YOGYAKARTA, JOGPAPER.NET — Deviasi seksual dapat menjadi alasan perceraian pasangan suami isteri karena alasan tersebut dapat diterima syara’ dan urf (adat). Ada empat macam deviasi seksual yang dapat dijadikan sebagai landasan hukum perceraian.
Ahmad Badawi mengemukakan hal tersebut pada ujian terbuka promosi doktor pada Program Studi Daktor Hukum Islam, Fakultas Ilmu Agama Islam, Universitas Islam Indonesia (DHI FIAI UII), Senin (7/12/2020). Ahmad Badawi mengangkat judul desertasi ‘Deviasi Seksual sebagai Alasan Perceraian – Perspektif Hukum Islam.’
Desertasi tersebut berhasil dipertahankan di hadapan tim penguji yang terdiri Prof Fathul Wahid ST, MSc, PhD (Rektor UII/Ketua Sidang), Dr Drs Yusdani, MAg (Sekretaris), Prof Dr Amir Mu’allim, MIS (Penguji 1), Dr Tamyiz Mukharrom, MA (Penguji 2), Prof Dra Trias Setiawati, M.Si (Penguji 3). Sedang Prof Dr Khoiruddin Nasution, MA sebagai Promotor dan Dr M Muslich, KS, MAg selaku Co-Promotor.

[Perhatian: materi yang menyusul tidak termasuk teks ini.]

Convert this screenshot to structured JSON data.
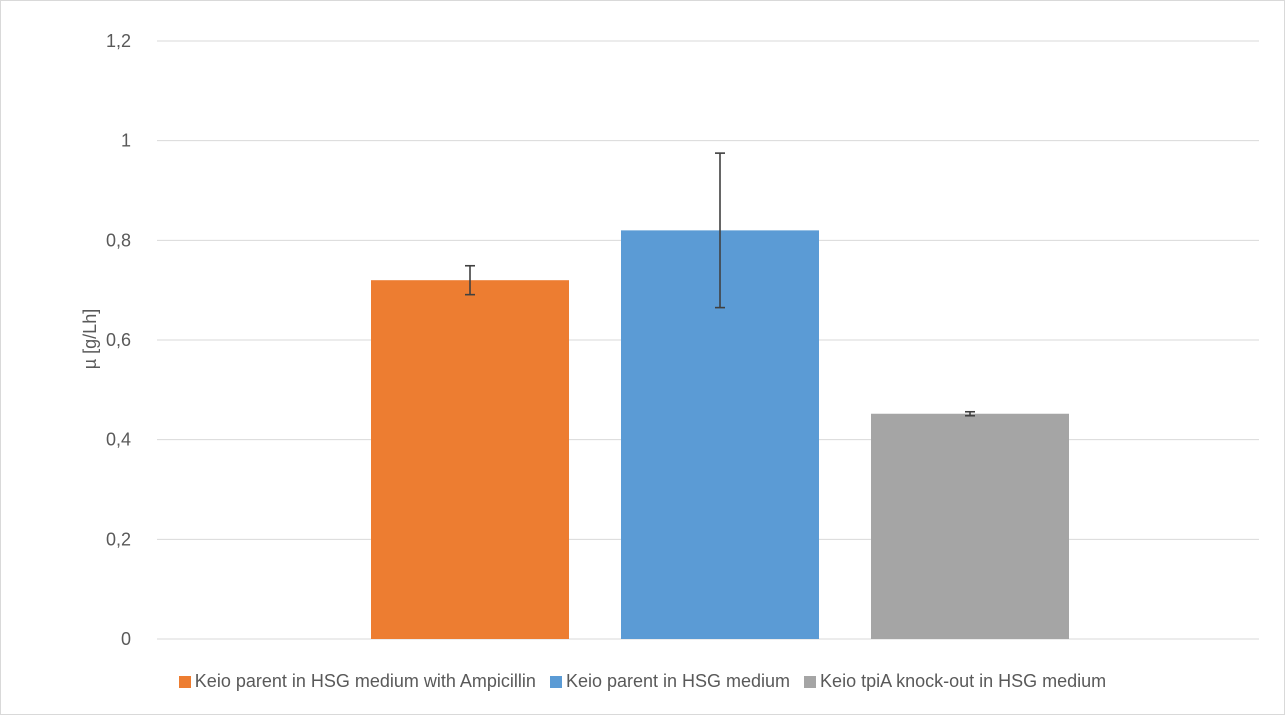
{
  "chart_data": {
    "type": "bar",
    "title": "",
    "xlabel": "",
    "ylabel": "µ [g/Lh]",
    "ylim": [
      0,
      1.2
    ],
    "yticks": [
      "0",
      "0,2",
      "0,4",
      "0,6",
      "0,8",
      "1",
      "1,2"
    ],
    "ytick_values": [
      0,
      0.2,
      0.4,
      0.6,
      0.8,
      1.0,
      1.2
    ],
    "grid": true,
    "legend_position": "bottom",
    "series": [
      {
        "name": "Keio parent in HSG medium with Ampicillin",
        "value": 0.72,
        "error": 0.029,
        "color": "#ED7D31"
      },
      {
        "name": "Keio parent in HSG medium",
        "value": 0.82,
        "error": 0.155,
        "color": "#5B9BD5"
      },
      {
        "name": "Keio tpiA knock-out in HSG medium",
        "value": 0.452,
        "error": 0.004,
        "color": "#A5A5A5"
      }
    ]
  }
}
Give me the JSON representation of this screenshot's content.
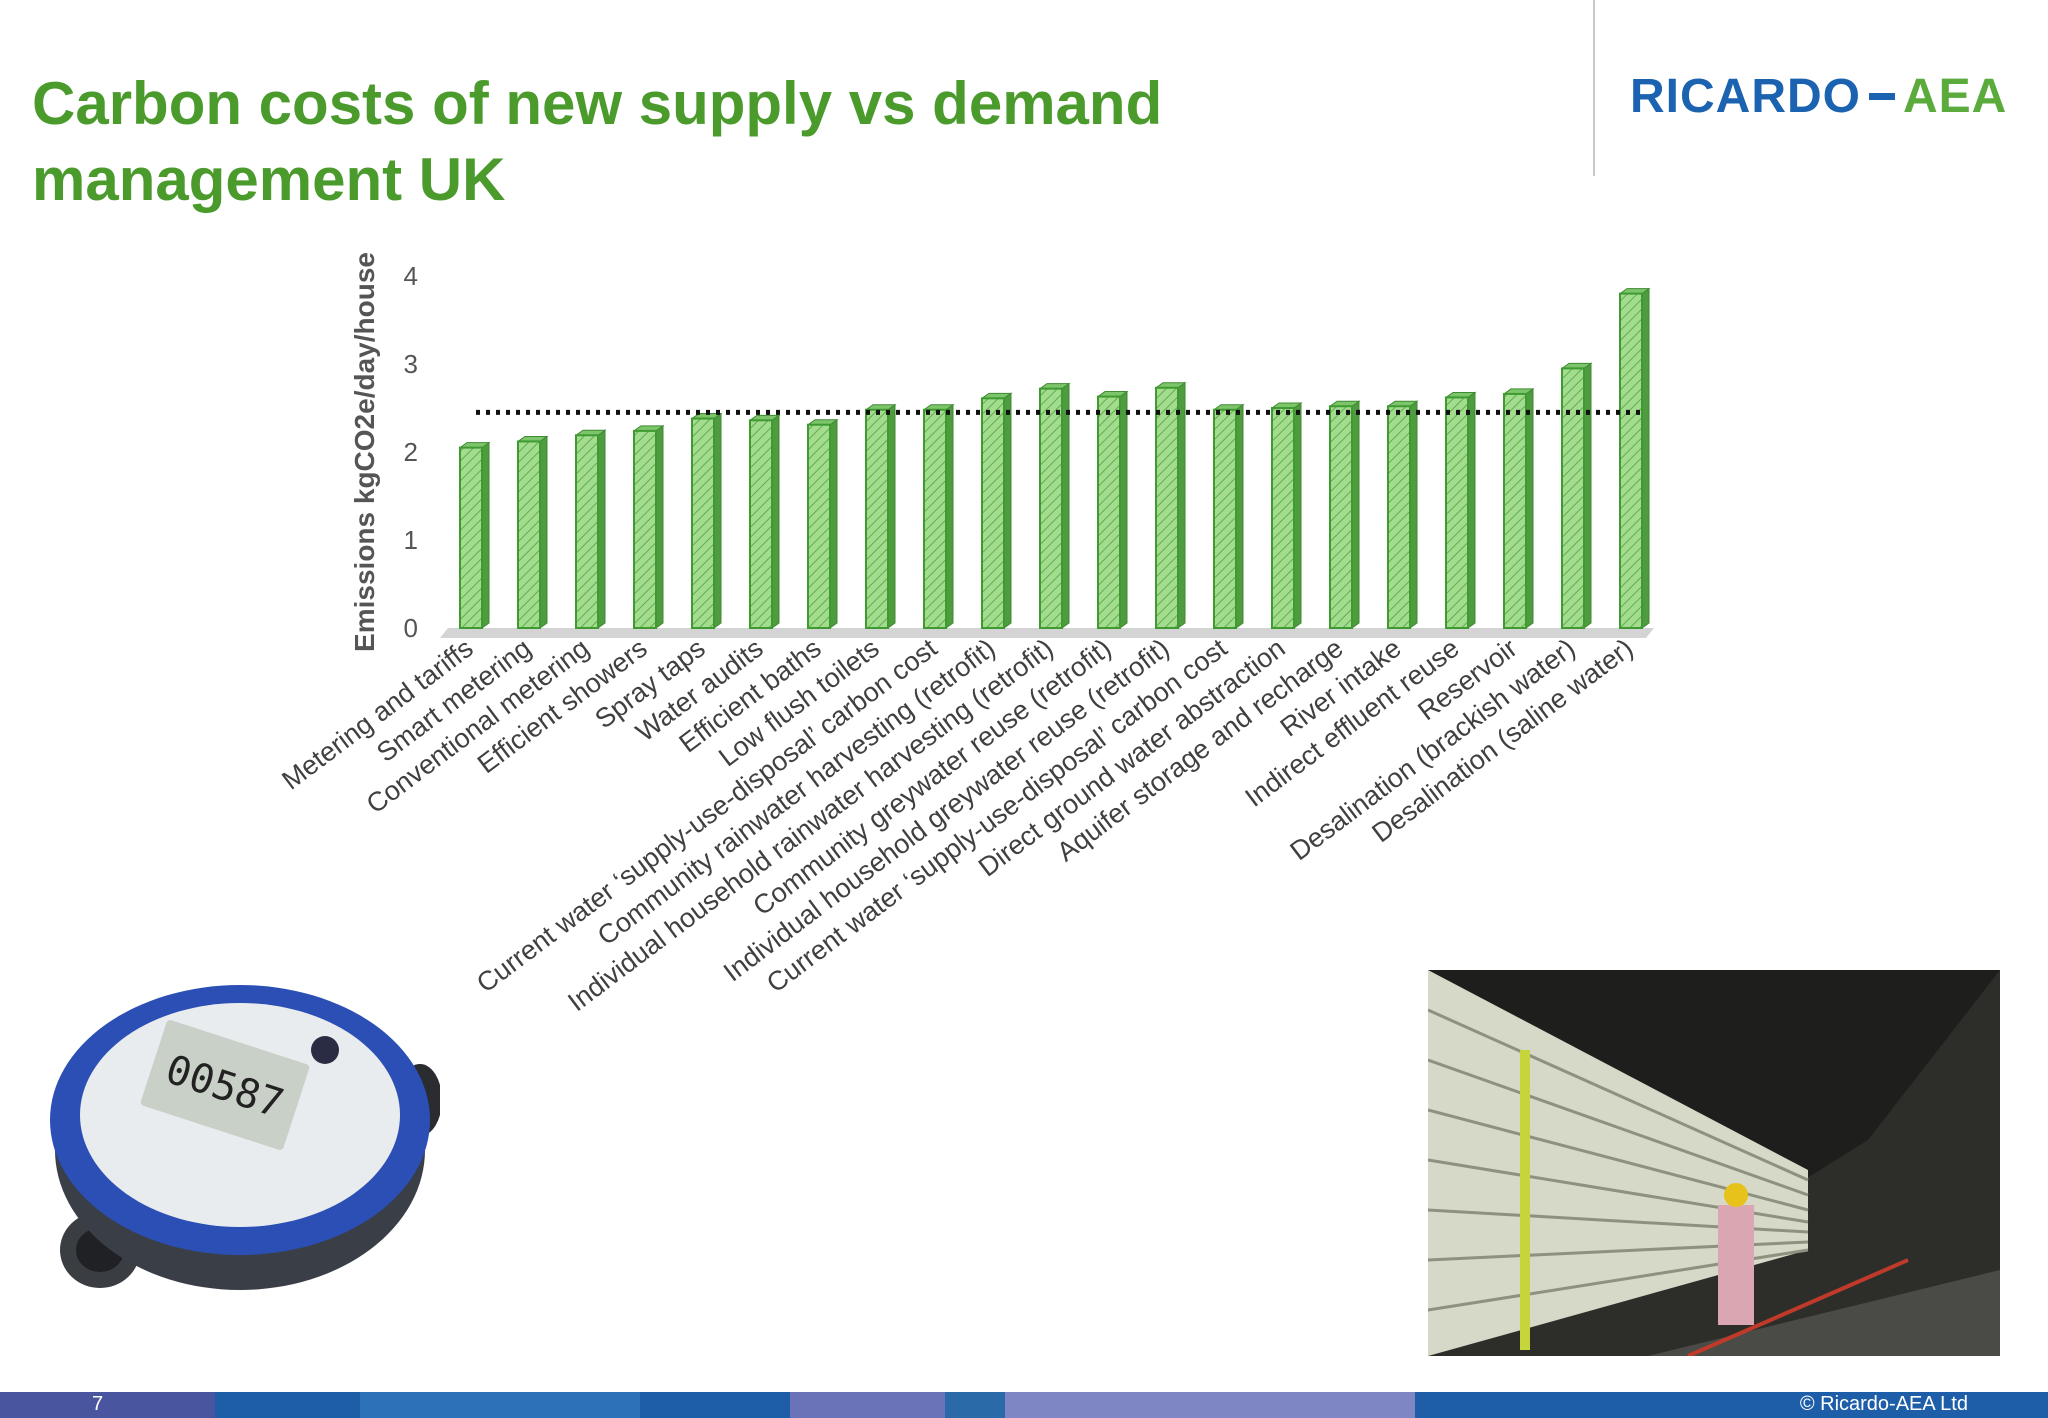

Lebih lanjut Ahmad Badawi mengatakan perceraian diatur pada surat al-Baqarah 229. “Ayat tersebut mengatur bahwa perceraian dalam Islam hanya boleh dilakukan jika ada kekhawatiran atau ketakutan akan melanggar batasan-batasan yang telah digariskan oleh Allah Swt apabila pernikahan tersebut tetap dipertahankan,” kata Ahmad Badawi.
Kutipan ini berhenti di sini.